さてさて、大変ご無沙汰しております。きゅうべいです。たしかバットマンvsスーパーマンの時に「ブログを書くモチベーションは面白い映画が埋もれるのが嫌だから」的な話を書いたと思います。いま、まさにそんなテンションです。私がなんの変哲もない新海フォロワー風のセカイ系映画(失礼)をわざわざ書くのは、つまりそういうことなんですね。いま滅茶苦茶にテンションが上がってます。

なんでこんな面白い映画がコケるんだ!(※まだ公開3日目でコケたか知りませんが(笑))

この映画、はっきり言って宣伝というかルックがあまりにも微妙です。予告でもなんかマネキンみたいなキモいCGキャラがミニョミニョ動いてますし。でもですね、これマジで面白い。ほんと見た目で損してます。
この映画は一言で言うと「SFオタクがロマンスSFというジャンル映画を全力で作って、大量のエッセンスをぶち込みまくったお祭りのような映画」です。
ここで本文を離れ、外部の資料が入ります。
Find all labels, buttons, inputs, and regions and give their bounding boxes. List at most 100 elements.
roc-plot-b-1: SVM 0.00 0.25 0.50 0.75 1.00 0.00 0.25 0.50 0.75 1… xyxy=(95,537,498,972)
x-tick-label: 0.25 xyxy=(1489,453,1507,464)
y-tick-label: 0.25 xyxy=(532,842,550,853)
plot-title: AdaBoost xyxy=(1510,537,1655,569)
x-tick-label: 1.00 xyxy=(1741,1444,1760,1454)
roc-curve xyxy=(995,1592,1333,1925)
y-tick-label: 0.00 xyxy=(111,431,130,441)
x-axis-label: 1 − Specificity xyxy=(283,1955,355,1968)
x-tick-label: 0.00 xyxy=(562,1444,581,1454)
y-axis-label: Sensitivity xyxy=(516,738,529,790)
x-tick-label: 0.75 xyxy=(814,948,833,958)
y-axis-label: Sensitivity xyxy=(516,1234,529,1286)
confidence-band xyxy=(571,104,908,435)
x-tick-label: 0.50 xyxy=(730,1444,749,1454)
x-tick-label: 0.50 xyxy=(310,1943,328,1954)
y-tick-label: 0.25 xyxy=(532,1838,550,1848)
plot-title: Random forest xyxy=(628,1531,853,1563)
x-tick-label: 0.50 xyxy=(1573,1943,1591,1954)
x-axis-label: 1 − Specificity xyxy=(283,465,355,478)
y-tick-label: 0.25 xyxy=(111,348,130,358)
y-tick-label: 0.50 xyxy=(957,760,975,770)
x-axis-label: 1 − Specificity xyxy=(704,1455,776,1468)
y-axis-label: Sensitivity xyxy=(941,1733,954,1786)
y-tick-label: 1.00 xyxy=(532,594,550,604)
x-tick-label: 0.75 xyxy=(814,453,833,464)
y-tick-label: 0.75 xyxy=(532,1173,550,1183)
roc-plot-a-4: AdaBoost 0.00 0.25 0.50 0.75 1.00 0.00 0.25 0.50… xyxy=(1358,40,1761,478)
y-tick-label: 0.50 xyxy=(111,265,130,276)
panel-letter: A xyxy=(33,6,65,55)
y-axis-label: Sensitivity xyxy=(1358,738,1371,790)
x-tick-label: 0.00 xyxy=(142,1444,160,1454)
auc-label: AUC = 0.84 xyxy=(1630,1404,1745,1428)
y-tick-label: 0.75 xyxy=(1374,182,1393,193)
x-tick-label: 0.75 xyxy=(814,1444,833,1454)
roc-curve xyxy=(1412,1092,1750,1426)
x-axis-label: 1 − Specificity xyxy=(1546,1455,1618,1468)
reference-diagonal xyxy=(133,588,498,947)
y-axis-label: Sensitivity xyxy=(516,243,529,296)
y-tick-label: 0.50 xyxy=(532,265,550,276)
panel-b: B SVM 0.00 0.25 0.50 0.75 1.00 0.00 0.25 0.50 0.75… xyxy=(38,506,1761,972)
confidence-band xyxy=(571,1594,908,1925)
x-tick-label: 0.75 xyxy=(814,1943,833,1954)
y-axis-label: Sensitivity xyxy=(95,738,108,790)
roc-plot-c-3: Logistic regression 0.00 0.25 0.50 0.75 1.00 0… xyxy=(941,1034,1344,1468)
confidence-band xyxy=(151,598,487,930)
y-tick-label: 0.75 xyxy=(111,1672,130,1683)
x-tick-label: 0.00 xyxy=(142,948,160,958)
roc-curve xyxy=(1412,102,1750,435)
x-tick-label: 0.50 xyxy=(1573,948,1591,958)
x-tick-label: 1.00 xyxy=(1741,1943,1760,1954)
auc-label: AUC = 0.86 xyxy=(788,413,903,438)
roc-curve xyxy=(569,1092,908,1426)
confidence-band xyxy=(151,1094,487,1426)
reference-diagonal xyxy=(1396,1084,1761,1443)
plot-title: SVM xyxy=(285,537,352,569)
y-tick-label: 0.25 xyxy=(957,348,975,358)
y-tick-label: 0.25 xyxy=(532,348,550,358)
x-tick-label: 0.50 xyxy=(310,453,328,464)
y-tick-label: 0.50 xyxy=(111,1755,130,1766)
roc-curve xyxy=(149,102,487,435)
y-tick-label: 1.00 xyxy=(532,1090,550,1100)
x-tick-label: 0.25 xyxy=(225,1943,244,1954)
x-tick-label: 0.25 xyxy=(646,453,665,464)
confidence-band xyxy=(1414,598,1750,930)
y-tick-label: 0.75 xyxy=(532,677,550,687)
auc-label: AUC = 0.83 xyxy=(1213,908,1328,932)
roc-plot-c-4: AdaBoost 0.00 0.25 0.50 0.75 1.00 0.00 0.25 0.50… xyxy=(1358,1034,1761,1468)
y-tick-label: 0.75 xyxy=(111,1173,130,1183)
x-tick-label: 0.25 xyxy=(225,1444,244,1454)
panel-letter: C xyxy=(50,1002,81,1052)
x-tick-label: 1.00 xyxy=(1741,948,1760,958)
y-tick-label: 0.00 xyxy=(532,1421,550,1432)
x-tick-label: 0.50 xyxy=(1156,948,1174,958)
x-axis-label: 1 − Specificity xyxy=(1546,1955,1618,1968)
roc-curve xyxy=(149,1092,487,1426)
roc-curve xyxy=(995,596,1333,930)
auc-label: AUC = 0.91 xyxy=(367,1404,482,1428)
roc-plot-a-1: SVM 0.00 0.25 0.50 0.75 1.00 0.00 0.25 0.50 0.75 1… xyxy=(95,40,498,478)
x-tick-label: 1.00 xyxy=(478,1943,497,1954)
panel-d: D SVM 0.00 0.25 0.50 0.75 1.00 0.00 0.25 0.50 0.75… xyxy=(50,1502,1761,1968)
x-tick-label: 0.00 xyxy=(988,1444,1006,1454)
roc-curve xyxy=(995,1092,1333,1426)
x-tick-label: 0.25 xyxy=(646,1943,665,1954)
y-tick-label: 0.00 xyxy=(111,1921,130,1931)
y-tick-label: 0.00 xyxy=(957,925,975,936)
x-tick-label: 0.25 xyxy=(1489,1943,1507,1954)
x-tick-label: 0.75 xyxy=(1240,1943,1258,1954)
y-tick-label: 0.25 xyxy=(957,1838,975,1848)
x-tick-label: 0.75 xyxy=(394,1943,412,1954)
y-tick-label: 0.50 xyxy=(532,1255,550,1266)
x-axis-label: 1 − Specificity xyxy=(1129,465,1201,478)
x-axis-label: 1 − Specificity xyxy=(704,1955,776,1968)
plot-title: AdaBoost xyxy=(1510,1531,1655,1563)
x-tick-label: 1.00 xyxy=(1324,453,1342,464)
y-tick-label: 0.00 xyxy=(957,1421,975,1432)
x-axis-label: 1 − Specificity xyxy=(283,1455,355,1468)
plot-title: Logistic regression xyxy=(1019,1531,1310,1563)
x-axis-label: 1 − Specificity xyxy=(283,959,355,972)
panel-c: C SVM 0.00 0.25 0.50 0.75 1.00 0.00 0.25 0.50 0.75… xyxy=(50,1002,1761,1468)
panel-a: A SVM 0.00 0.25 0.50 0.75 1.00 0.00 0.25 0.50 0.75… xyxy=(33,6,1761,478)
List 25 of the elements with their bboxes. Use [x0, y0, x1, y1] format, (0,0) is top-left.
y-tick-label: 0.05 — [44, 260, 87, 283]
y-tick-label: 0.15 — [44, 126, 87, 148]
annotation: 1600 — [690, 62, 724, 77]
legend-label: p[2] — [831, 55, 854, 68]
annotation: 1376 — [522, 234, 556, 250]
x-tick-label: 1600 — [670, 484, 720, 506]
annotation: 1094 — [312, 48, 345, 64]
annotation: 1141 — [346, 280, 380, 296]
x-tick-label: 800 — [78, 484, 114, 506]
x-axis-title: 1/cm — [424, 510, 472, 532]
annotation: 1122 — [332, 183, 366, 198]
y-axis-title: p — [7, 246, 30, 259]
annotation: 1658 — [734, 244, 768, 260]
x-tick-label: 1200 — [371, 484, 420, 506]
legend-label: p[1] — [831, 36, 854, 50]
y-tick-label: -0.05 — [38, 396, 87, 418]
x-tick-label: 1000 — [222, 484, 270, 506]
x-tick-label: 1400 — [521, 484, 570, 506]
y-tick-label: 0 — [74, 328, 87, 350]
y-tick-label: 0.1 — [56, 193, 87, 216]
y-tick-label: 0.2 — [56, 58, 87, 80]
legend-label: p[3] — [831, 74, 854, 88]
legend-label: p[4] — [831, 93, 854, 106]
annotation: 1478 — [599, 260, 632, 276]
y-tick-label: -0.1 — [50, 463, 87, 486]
この楽しさをぜひ見て体感してほしいですし、あわよくば、過去の名作ジャンル映画たちをガンガン見直してほしいです(笑)。

そんなわけで早速本題に行きます。

例によってここから先は多大なるネタバレと私の脳汁垂れまくりな妄想のオンパレードです。まだ見ていない方、正解を知っている関係者ならびに監督・脚本家の方はお気をつけください(笑)。

はじめに

いきなり確信から突きますが、本作はスパコンの中のバーチャル世界が舞台の映画です。そしてそれは一幕目ではっきりと明示されます。まぁそれが厳密には嘘だというのがこの映画の肝なんですが、そこを語るのは後にとっておきましょう。

本作はバーチャル世界の住人「堅書直実(かたがきなおみ)」を主人公にして、上位世界からやってきた未来の自分「カタガキナオミ」から与えられるミッションをこなすという構造になっています。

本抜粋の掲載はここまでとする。